After sharing my views about us shifting to a more proactive, self-responsible approach to our health, I realized today the subject is quite dense and not an easy one to tackle in a brief blog post – even if longer than my average ones. Of course, language plays a big role in how we proceed, or not, with everything. Our current conditioned reliance on institutionalized medical care is only partly problematic. It can be a huge support. I suppose it’s yet another example of balance. Overuse or total reliance on a system is as damaging as resistance. But since I’ve been writing about transforming instead of release, it seems to apply.
When I consider my emotional well-being it is as important as my physical. For me, the body speaks. When sick, it’s saying all kinds of things. It’s like how we talk about stress as triggering so many problems. Our body shouts at us telling us we are not coping by going into hyper drive. Our mind reels, and before you know it, we’re sick. And that sickness can run a wild gamut of diseases. Find a way to deal with the stress, however, and away go the symptoms. But the big question for most of us is, how do we make the change and furthermore, make it stick?

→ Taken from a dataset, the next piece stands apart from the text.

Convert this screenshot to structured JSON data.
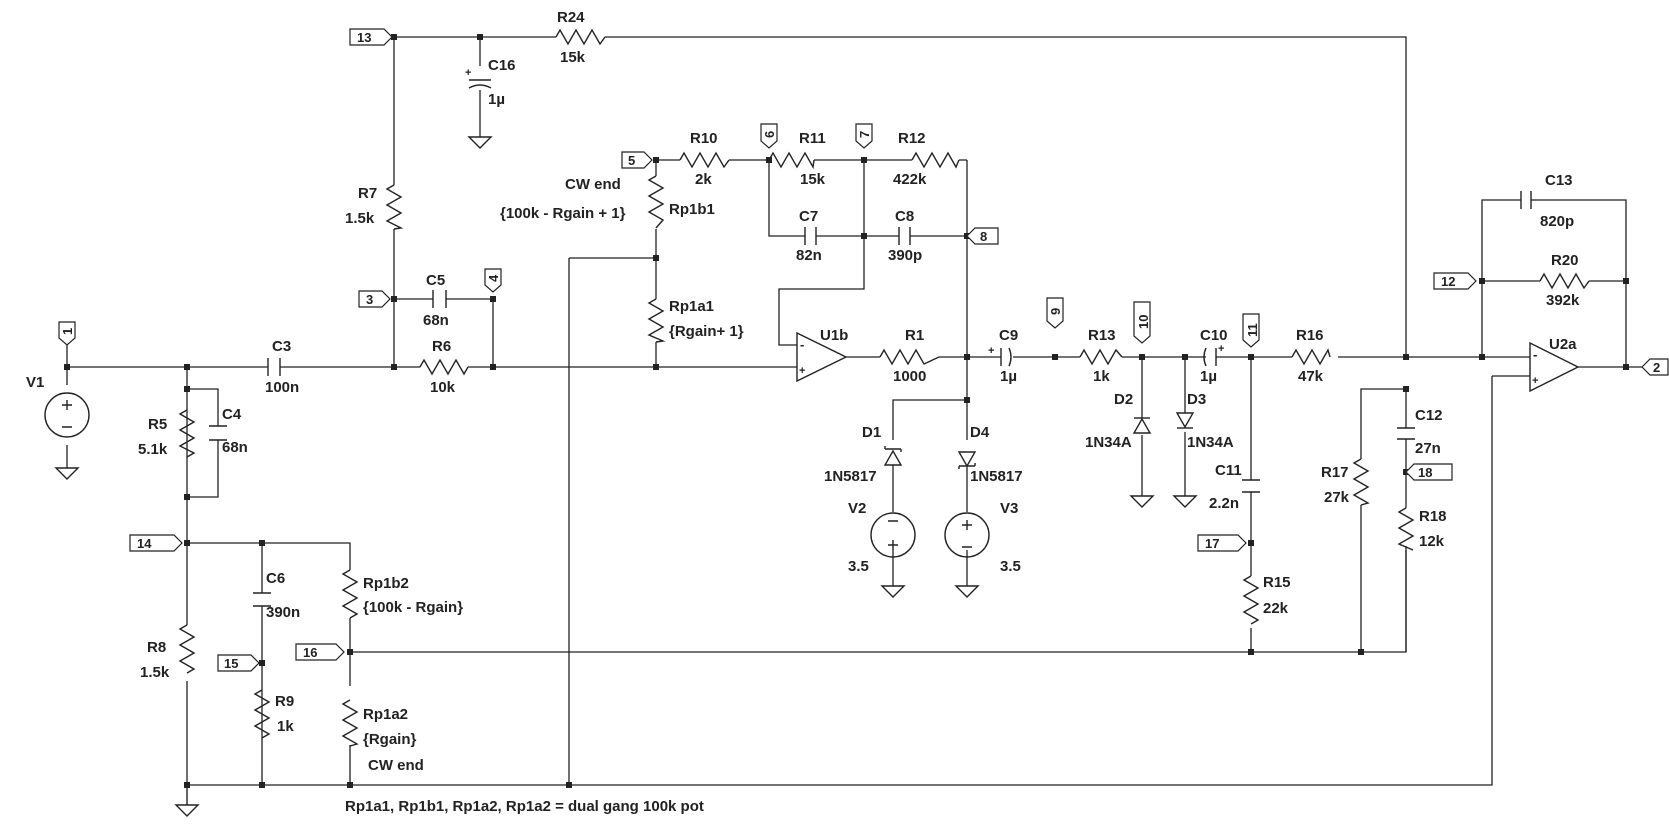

For many of us, including yours truly, the forest is most often hidden by trees. We do not want to see the way to alleviate our issues because it would require giving up something. Take money. I hear all the time how people do not have any and yet they live in lovely homes and drive smashing cars. They take holidays and buy new clothes. How can they have no money? Choices. We all make them and chatter. We keep up the talk. Contradictions. So changing my talk – self and conversational both – has become an ongoing challenge.
For example consider the banal expression, “I’m tired.” I say it a lot but working to catch myself so I can look at what my words really mean. I’ve learned that most of the time it’s a worrisome or attention seeking expression. Now, I say nothing or, “Nap time!” or similar. It may sound almost trite, but it is anything but. Interesting is that the more I do this, the more aware I am of the feelings I attach to my words and that helps a great deal.
I wish tonight, again, for balance. Surely it is a worthy goal. We will likely never ever achieve it, but by recognising when we are out of it, we can try to find it again. When out of balance, feeling deep sorrow or even ecstatic joy, it is important to acknowledge the feelings, of course, with a nod to knowing they will pass. Once they have, we can reclaim our equilibrium and begin to decipher the learning. From a more balanced place we can transform.